While the owners and the players are going for a last blitz of negotiations to try to save all the games of the next regular season (even if I no longer believe in it, personally), the fact remains that there are still big names in the free agent market who may find takers after the work stoppage.
And of all these players, it goes without saying that it is Carlos Correa who will be the most coveted player on the market. Injury aside, Correa is one of the best shortstops in the world, combining near-perfect defense with an equally devastating slash.
Expect teams to line up for his services. And in that line, we will certainly find the Yankees, who have a need for shortstop.
According to Jon Heyman, the first talks between the two parties took place before the work stoppage. The insider reports that the Yankees were targeting Corey Seager, but since he’s now with the Rangers, they turned to Correa.
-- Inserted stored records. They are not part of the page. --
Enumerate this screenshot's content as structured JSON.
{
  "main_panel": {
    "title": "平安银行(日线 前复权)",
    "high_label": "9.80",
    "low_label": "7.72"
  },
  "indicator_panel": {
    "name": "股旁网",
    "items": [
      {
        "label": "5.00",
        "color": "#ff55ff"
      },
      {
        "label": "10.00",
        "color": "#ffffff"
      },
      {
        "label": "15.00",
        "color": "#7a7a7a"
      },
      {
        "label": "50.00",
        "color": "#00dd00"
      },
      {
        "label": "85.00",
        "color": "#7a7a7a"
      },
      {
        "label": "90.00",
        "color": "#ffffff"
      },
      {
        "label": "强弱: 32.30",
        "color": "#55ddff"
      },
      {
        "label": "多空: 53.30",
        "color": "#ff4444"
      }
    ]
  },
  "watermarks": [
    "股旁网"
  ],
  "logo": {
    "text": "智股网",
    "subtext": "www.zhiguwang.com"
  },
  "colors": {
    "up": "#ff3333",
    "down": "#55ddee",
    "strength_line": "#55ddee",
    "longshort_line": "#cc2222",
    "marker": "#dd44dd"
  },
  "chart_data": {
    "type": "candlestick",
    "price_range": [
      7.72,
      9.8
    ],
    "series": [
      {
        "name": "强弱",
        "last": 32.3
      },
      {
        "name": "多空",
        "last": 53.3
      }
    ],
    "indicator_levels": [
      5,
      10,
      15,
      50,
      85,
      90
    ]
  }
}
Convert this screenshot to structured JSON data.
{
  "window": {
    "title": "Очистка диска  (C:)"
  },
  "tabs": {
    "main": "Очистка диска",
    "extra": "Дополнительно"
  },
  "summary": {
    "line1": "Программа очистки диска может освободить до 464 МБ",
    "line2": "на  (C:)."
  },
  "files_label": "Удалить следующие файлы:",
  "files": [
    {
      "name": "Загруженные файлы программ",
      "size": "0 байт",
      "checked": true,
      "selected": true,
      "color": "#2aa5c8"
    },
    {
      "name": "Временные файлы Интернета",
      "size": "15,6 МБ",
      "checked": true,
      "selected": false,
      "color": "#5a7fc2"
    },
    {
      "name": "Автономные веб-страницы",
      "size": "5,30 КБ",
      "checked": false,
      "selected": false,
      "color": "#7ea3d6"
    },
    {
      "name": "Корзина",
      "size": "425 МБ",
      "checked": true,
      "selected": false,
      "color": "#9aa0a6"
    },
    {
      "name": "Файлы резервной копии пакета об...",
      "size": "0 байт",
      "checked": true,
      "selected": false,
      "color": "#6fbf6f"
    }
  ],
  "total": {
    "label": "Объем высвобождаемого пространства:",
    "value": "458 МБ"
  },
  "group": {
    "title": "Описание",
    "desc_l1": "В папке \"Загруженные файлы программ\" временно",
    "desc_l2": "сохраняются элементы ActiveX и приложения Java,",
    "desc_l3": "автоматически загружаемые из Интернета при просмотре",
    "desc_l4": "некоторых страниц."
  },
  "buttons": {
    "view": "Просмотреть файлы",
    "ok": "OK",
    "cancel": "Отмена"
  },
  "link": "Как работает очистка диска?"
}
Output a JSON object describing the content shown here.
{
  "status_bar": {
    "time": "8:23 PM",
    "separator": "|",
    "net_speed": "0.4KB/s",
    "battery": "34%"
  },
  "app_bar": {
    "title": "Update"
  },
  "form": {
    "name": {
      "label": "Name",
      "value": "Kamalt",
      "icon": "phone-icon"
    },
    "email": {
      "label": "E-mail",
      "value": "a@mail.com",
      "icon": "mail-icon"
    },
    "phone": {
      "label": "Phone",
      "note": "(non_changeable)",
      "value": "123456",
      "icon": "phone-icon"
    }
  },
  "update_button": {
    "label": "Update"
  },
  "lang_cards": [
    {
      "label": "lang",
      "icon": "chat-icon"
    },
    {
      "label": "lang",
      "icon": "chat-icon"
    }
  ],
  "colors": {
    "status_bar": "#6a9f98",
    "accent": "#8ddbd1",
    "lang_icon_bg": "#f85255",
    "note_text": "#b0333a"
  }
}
Even though Correa is a better player than Seager, I understand the Yankees for prioritizing the latter on their roster. Indeed, the fact that he is a left-handed hitter is a non-negligible for a team full of right-handers.
Despite everything, we are mainly talking about a courtesy call between the two parties which was mainly intended to test the waters. Correa will (probably) not arrive in the Bronx as soon as the lockout is lifted: we simply wanted to find out a little about his requests.
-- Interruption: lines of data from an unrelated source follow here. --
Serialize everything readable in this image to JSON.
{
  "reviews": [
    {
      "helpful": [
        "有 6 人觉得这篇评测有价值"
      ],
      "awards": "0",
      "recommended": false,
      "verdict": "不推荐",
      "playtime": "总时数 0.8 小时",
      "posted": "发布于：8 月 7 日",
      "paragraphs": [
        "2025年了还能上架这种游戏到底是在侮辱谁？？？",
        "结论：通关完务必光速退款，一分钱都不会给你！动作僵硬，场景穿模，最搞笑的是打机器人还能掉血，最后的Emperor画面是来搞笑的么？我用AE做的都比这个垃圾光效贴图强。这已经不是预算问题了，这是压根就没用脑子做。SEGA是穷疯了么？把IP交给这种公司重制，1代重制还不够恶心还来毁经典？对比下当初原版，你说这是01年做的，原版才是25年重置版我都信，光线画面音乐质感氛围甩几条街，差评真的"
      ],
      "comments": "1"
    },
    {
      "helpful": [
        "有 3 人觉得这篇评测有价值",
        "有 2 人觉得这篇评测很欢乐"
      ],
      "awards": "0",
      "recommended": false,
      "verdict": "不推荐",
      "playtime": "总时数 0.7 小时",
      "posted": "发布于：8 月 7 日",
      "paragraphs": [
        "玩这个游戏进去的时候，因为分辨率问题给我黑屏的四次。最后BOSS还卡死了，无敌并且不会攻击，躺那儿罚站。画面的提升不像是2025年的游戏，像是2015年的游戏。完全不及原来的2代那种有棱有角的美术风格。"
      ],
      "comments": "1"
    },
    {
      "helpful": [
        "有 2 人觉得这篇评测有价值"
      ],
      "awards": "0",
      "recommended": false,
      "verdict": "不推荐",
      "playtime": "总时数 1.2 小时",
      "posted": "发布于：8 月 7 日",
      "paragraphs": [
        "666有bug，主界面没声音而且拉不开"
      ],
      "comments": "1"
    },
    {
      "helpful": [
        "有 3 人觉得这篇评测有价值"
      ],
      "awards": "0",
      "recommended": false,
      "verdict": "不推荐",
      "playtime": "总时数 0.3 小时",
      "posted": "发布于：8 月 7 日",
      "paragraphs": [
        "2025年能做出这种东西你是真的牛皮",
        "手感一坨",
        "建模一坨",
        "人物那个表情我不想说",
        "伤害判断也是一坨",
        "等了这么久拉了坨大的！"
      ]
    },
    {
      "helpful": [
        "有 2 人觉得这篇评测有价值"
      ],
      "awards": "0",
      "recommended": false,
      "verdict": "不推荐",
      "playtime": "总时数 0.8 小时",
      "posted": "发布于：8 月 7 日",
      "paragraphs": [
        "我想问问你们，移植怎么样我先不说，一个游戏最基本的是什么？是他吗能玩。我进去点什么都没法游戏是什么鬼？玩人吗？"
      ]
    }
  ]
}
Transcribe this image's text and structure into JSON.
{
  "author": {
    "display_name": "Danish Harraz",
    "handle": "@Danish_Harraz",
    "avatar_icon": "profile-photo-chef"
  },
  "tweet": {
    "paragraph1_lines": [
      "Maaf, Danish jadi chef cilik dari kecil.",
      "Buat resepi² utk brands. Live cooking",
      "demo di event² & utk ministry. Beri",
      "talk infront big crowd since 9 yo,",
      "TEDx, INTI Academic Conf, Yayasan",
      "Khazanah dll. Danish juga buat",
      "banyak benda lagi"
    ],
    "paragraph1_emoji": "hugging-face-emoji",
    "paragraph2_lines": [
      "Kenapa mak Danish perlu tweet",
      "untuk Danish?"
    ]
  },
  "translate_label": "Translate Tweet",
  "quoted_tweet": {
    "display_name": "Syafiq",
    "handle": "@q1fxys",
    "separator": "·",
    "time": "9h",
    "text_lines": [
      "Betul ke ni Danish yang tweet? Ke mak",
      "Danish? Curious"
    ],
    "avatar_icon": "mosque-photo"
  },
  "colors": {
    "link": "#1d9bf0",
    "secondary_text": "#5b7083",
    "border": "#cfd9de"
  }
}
Kind of like the Mets and Freddie Freeman, basically.
And, as Andy Martino points out, a simple call doesn’t guarantee a signing. Very far from it, even.
But going back to Correa, seeing him sign with the Yankees seems a bit more possible than seeing Freeman land with the Mets. After all, the Yankees have a shortstop need and Correa would fill that need in the long run.
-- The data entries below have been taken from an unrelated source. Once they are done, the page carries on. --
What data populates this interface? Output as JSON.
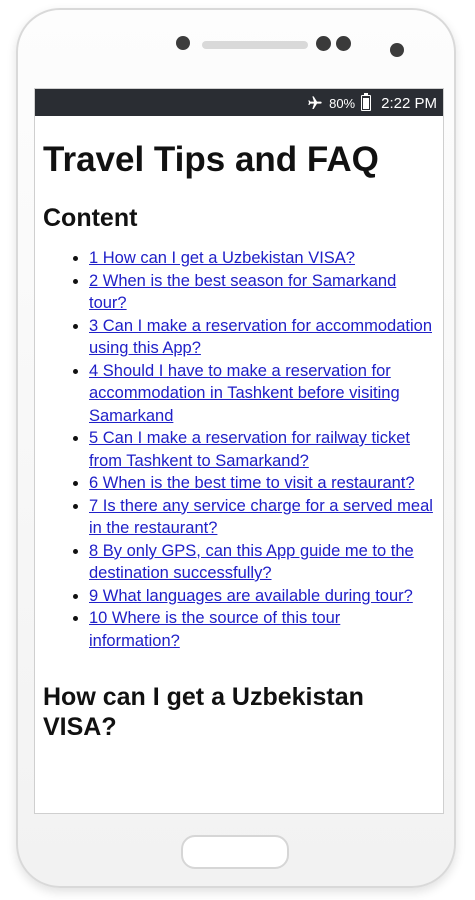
{
  "status_bar": {
    "battery": "80%",
    "time": "2:22 PM",
    "icons": [
      "airplane-icon",
      "battery-icon"
    ]
  },
  "page": {
    "title": "Travel Tips and FAQ",
    "content_heading": "Content",
    "toc": [
      "1 How can I get a Uzbekistan VISA?",
      "2 When is the best season for Samarkand tour?",
      "3 Can I make a reservation for accommodation using this App?",
      "4 Should I have to make a reservation for accommodation in Tashkent before visiting Samarkand",
      "5 Can I make a reservation for railway ticket from Tashkent to Samarkand?",
      "6 When is the best time to visit a restaurant?",
      "7 Is there any service charge for a served meal in the restaurant?",
      "8 By only GPS, can this App guide me to the destination successfully?",
      "9 What languages are available during tour?",
      "10 Where is the source of this tour information?"
    ],
    "first_question_heading": "How can I get a Uzbekistan VISA?"
  },
  "colors": {
    "status_bar_bg": "#2a2d33",
    "link": "#2020c8"
  }
}
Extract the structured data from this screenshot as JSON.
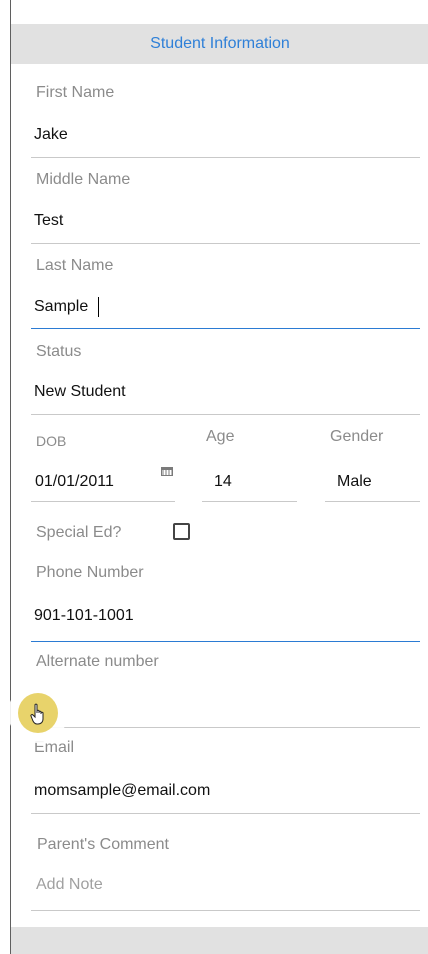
{
  "header": {
    "title": "Student Information"
  },
  "fields": {
    "first_name": {
      "label": "First Name",
      "value": "Jake"
    },
    "middle_name": {
      "label": "Middle Name",
      "value": "Test"
    },
    "last_name": {
      "label": "Last Name",
      "value": "Sample"
    },
    "status": {
      "label": "Status",
      "value": "New Student"
    },
    "dob": {
      "label": "DOB",
      "value": "01/01/2011"
    },
    "age": {
      "label": "Age",
      "value": "14"
    },
    "gender": {
      "label": "Gender",
      "value": "Male"
    },
    "special_ed": {
      "label": "Special Ed?",
      "checked": false
    },
    "phone": {
      "label": "Phone Number",
      "value": "901-101-1001"
    },
    "alternate": {
      "label": "Alternate number",
      "value": ""
    },
    "email": {
      "label": "Email",
      "value": "momsample@email.com"
    },
    "comment": {
      "label": "Parent's Comment",
      "placeholder": "Add Note"
    }
  },
  "icons": {
    "calendar": "calendar-icon",
    "pointer": "hand-pointer-icon"
  },
  "colors": {
    "header_text": "#2f80d8",
    "header_bg": "#e1e1e1",
    "active_underline": "#2b7bd3",
    "touch_indicator": "#e8d36b"
  }
}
I still think the plan is to sign a lesser caliber shortstop by the time Anthony Volpe arrives, but if Correa ever has a serious interest in signing in New York, that changes things, like it or not. .
Another important factor which can explain the interest of the Yankees for Correa: the fact of avoiding that he finds himself in the eternal rival Boston. The idea of seeing him land in Boston has been the subject of some rumors for a few weeks, and as my colleague Charles-Alexis Brisebois pointed out this morning, it would be possible to pack Xander Bogaerts elsewhere on the field to make room for Correct.
It would, however, take a contract extension for the native of the island of Aruba.
In short, we will see what will happen to Correa when the lockout is finally behind us. It will not be the interest of the teams for his services which will be lacking, on the other hand.